Conducted by William Selden
Concept and coordination: Colectivo YOX
Dates: March 28-31
Schedule: mornings/ evenings
Aimed at professionals and students of visual arts, especially photography
Number of participants: maximum of 12
Deadline for registratrion: March 17. Send your details, CV, 3 photographs (jpg, pdf format or Web link) and a letter setting out your reasons for wanting to take part to info@colectivoyox.com
*Within MID_E Studio 011 programme
From this starting concept and with the guidance of the British photographer William Selden, the participants will develop personal projects adapting a number of coordinates (looks by an invited designer, models, photo-shooting) to them. The best selected projects will be part of an exhibition that will be held in Artelkeku on the 1st of April as part of MID_E Studio 011 www.mid-e.com
Key concept of the workshop. Photography and fashion, two of the main axes of visual representation of recent decades, now occupy a growing space in the perceptive experience of contemporary society. Individually and in combination they invade our everyday world, creating a sphere of relations (generally strongly mediatised) between the subject and the world. The growth in graphic, electronic and digital media testify to and extend this referential field.

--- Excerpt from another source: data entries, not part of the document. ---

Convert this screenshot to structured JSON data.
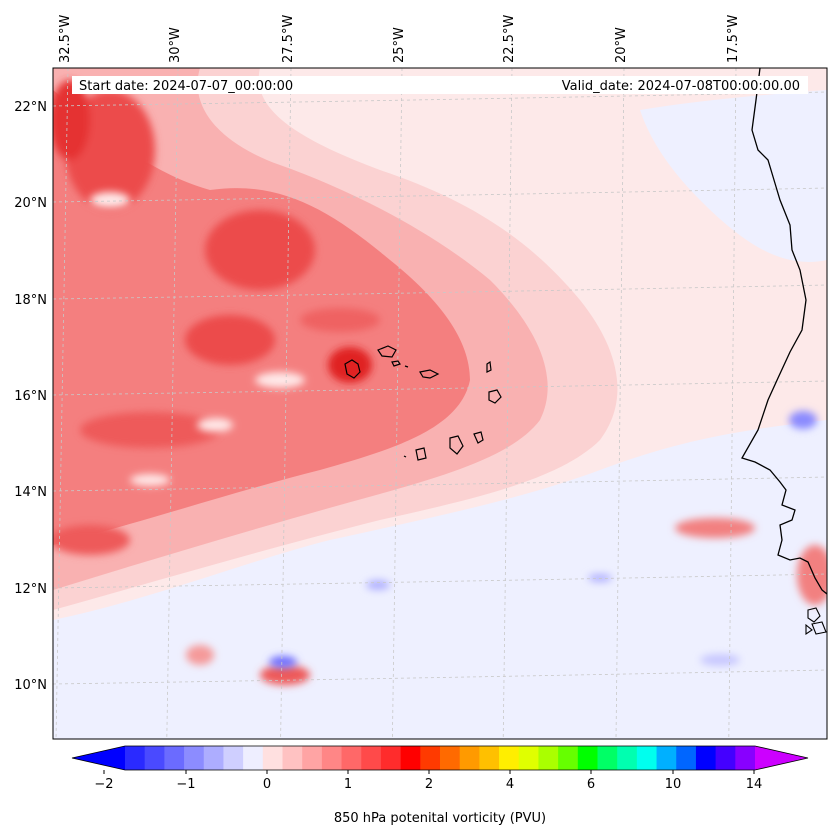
{
  "map": {
    "header_left": "Start date: 2024-07-07_00:00:00",
    "header_right": "Valid_date: 2024-07-08T00:00:00.00",
    "lon_labels": [
      "32.5°W",
      "30°W",
      "27.5°W",
      "25°W",
      "22.5°W",
      "20°W",
      "17.5°W"
    ],
    "lat_labels": [
      "22°N",
      "20°N",
      "18°N",
      "16°N",
      "14°N",
      "12°N",
      "10°N"
    ],
    "extent": {
      "lon_min": -33.0,
      "lon_max": -15.5,
      "lat_min": 8.9,
      "lat_max": 22.8
    },
    "colors": {
      "background_pv": "#fde7e7",
      "pv_low": "#f3d2d2",
      "pv_mid": "#f5a0a0",
      "pv_high": "#ee5555",
      "pv_max": "#e32222",
      "pv_negative": "#ececff",
      "pv_neg_strong": "#7a7aff",
      "coastline": "#000000",
      "grid": "#c8c8c8"
    }
  },
  "colorbar": {
    "label": "850 hPa potenital vorticity (PVU)",
    "ticks": [
      "−2",
      "−1",
      "0",
      "1",
      "2",
      "4",
      "6",
      "10",
      "14"
    ],
    "colors": [
      "#0000ff",
      "#2a2aff",
      "#4a4aff",
      "#6b6bff",
      "#8c8cff",
      "#adadff",
      "#cfcfff",
      "#eeeeff",
      "#ffe0e0",
      "#ffc2c2",
      "#ffa4a4",
      "#ff8686",
      "#ff6868",
      "#ff4a4a",
      "#ff2c2c",
      "#ff0000",
      "#ff3a00",
      "#ff6a00",
      "#ff9a00",
      "#ffc000",
      "#ffee00",
      "#e0ff00",
      "#aaff00",
      "#66ff00",
      "#00ff00",
      "#00ff66",
      "#00ffb0",
      "#00ffee",
      "#00b0ff",
      "#0066ff",
      "#0000ff",
      "#4400ff",
      "#8800ff",
      "#cc00ff"
    ]
  }
}
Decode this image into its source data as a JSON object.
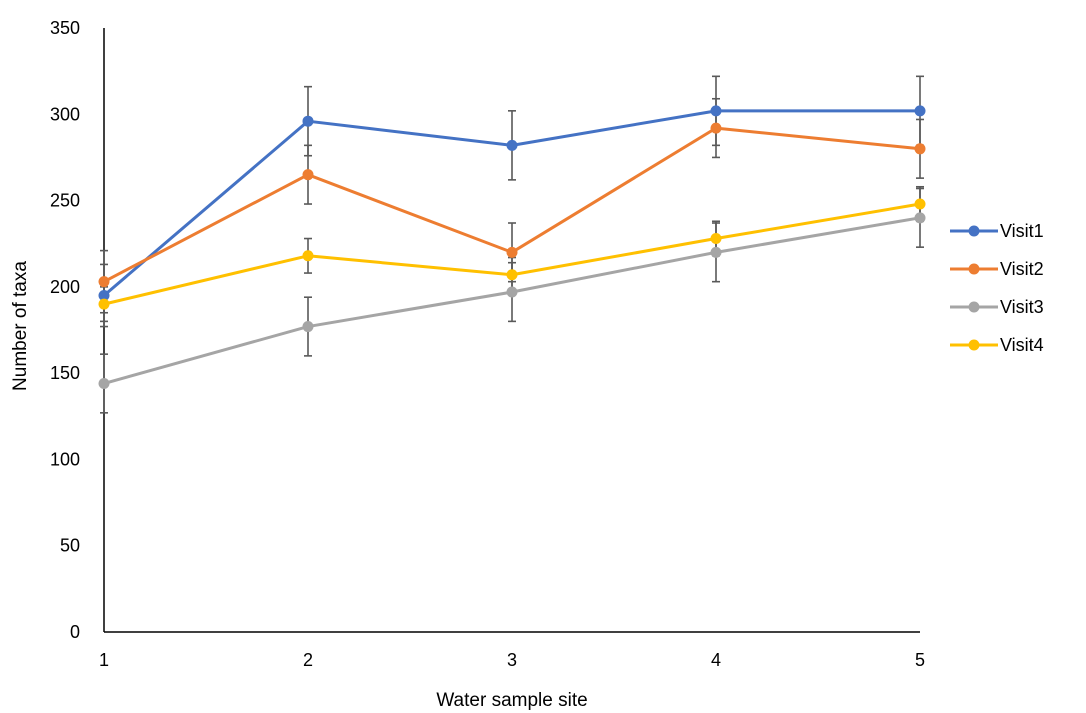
{
  "chart_data": {
    "type": "line",
    "x": [
      1,
      2,
      3,
      4,
      5
    ],
    "xlabel": "Water sample site",
    "ylabel": "Number of taxa",
    "ylim": [
      0,
      350
    ],
    "yticks": [
      0,
      50,
      100,
      150,
      200,
      250,
      300,
      350
    ],
    "grid": false,
    "legend_position": "right",
    "series": [
      {
        "name": "Visit1",
        "color": "#4472C4",
        "values": [
          195,
          296,
          282,
          302,
          302
        ],
        "errors": [
          18,
          20,
          20,
          20,
          20
        ]
      },
      {
        "name": "Visit2",
        "color": "#ED7D31",
        "values": [
          203,
          265,
          220,
          292,
          280
        ],
        "errors": [
          18,
          17,
          17,
          17,
          17
        ]
      },
      {
        "name": "Visit3",
        "color": "#A5A5A5",
        "values": [
          144,
          177,
          197,
          220,
          240
        ],
        "errors": [
          17,
          17,
          17,
          17,
          17
        ]
      },
      {
        "name": "Visit4",
        "color": "#FFC000",
        "values": [
          190,
          218,
          207,
          228,
          248
        ],
        "errors": [
          10,
          10,
          10,
          10,
          10
        ]
      }
    ]
  }
}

Photography’s twin role as an artistic medium and a mechanism for registration and reproduction, has fostered different praxes ranging from the entirely artistic to the strictly commercial. Standing at this crossroads, photographers explore –sometimes from the perspective of art, sometimes from advertising, but more often from an intermediate position– this two-way circuit between art, fashion and photography. This circuit, with its well-known influence in the field of fashion, advertising and contemporary art, can be seen in the undeniable artistic quality of work published in graphic media and in the increasing presence of fashion photography in museums and galleries. It can also be seen in the work of photographers and visual and plastic artists, who use photography's capacity to create interaction between discourses that dilute aesthetic categorizations and question the production of sense and representation in and from photography.